Um atendente de necrotério foi preso sob suspeita de utilizar o aparelho celular de um homem falecido para realizar uma transferência via Pix no valor de R$ 7 mil para a própria conta bancária. O crime ocorreu em Santos, no litoral paulista.
Detalhes do caso
Daniel Nathan Ribeiro Andrade, de 36 anos, é investigado pela Corregedoria da Polícia Civil. A vítima, um motociclista, morreu após perder o controle da direção e colidir contra um poste de iluminação na Avenida Mário Covas, na madrugada do dia 15 de maio. A informação foi confirmada pela Secretaria de Segurança Pública de São Paulo (SSP-SP).

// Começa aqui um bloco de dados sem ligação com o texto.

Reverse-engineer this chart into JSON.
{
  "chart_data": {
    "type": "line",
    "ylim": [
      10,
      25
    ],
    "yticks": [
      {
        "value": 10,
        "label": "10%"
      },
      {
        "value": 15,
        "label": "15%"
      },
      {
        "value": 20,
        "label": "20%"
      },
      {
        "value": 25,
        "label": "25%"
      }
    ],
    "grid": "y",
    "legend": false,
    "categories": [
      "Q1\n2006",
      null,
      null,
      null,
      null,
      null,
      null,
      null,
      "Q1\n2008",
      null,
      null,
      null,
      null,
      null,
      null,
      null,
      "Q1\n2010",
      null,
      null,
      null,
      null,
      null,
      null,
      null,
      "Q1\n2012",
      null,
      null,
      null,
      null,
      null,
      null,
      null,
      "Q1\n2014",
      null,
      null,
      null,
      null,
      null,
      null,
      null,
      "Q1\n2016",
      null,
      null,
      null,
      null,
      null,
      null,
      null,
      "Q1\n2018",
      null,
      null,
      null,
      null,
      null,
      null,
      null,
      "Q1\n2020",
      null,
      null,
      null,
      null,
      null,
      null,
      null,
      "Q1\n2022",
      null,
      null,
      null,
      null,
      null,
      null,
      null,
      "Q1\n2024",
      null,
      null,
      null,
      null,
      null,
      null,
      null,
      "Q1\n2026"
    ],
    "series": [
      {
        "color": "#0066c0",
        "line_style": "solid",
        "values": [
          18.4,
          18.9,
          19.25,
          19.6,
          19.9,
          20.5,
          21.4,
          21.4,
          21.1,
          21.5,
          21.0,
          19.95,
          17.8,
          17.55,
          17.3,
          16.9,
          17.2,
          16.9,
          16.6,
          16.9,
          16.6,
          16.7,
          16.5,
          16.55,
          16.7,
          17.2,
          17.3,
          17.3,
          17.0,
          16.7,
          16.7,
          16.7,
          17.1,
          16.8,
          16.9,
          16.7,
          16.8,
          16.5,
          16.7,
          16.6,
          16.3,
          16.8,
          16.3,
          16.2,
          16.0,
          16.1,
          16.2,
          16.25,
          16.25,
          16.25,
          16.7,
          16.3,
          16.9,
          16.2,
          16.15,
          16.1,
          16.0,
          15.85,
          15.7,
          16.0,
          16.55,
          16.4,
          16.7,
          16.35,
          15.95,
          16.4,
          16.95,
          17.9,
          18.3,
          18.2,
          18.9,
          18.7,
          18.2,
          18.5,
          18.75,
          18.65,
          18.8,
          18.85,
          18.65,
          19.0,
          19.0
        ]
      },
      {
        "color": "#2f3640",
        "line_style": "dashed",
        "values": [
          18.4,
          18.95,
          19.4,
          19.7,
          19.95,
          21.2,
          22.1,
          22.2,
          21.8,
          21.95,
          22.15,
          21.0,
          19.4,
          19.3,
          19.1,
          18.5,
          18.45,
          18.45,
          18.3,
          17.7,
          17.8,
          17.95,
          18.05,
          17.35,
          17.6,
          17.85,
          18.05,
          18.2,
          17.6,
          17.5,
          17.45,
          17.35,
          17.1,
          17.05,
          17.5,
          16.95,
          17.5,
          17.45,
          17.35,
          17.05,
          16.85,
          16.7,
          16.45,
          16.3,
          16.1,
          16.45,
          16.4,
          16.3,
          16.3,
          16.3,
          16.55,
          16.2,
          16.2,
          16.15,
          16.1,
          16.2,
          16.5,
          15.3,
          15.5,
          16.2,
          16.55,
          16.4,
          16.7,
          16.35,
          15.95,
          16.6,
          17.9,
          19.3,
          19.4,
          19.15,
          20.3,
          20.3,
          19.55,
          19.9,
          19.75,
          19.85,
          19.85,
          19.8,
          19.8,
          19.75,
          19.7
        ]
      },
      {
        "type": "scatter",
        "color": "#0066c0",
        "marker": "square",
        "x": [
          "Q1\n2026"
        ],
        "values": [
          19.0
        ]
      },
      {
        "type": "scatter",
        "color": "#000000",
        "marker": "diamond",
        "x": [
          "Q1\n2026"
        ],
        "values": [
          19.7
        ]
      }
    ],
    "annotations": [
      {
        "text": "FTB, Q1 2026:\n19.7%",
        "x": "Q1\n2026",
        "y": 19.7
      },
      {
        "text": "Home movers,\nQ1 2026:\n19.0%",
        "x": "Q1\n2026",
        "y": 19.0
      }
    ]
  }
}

A defesa de Daniel não foi localizada pelo g1 até a última atualização desta reportagem.
Descoberta da fraude
A esposa da vítima foi ao banco no dia 24 de maio para encerrar a conta do marido e notou uma transferência realizada em um horário em que ele já estava morto. Ao pesquisar o nome do destinatário, descobriu que Daniel era funcionário do Instituto Médico Legal (IML) de Santos. A viúva registrou um boletim de ocorrência no 3º Distrito Policial da cidade, informando que o corpo do motociclista foi levado ao IML por volta das 3h26 do dia do acidente. O comprovante, obtido pela TV Tribuna, afiliada da Globo, mostra que a transferência foi feita para Daniel às 6h49.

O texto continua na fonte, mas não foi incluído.